Location
- Country: Brazil
- State: Pará

Physical characteristics
- • location: Mondongo swamps, Marajó
- • location: Atlantic Ocean
- • coordinates: 0°14′S 48°55′W﻿ / ﻿0.233°S 48.917°W

= Tartarugas River =

The Tartarugas River (Rio Tartarugas) is a river of Marajó, which itself is an island in the Amazon Delta. It is located in the state Pará in northern Brazil, and forms the border between the municipalities Chaves and Soure.

The source of Tartartugas River is in the swamp areas called mondongos that are normally flooded during the wet season. When the area around the source is flooded, it is sometimes called Lake Tartarugas (Lago Tartarugas). It has a connection to Lake Arari through the Jenipapucu River. It is fed by a stream called Igarapé Jararaca.

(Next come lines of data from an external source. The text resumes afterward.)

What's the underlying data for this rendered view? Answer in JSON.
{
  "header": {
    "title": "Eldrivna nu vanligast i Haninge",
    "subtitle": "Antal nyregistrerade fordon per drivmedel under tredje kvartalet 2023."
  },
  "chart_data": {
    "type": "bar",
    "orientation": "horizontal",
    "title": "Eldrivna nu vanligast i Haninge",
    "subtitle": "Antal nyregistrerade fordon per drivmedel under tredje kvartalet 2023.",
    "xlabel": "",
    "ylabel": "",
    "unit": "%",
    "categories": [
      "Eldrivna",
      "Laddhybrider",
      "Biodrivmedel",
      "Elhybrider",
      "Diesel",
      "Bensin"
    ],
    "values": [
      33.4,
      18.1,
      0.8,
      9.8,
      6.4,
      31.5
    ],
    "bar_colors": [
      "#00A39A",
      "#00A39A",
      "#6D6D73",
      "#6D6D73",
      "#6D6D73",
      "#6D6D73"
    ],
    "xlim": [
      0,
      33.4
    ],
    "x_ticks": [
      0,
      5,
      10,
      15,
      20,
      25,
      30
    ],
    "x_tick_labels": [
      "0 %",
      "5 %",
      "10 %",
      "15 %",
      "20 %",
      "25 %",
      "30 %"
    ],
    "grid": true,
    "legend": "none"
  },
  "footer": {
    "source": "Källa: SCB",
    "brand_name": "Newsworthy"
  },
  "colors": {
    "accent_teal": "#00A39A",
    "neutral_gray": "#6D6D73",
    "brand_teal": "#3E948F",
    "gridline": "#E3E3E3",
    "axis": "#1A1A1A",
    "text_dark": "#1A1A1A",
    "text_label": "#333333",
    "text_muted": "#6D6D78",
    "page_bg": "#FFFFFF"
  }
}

Part of the river was canalised in the first half of the 20th Century, named the Tartarugas Canal (Canal Tartarugas). This was done to connect Lake Arari to the Atlantic Ocean, and also to facilitate drainage of the area in times of flooding. Because of this, the river can be navigated well.

Along the river there are several elevations called tesos. They contain indigenous cemeteries with human remains buried in ceramic pots according to Marajoara culture. Depending on the water level, the tesos can present themselves as islands in the river, which is how naturalist Alexandre Rodrigues Ferreira described them in the 18th Century.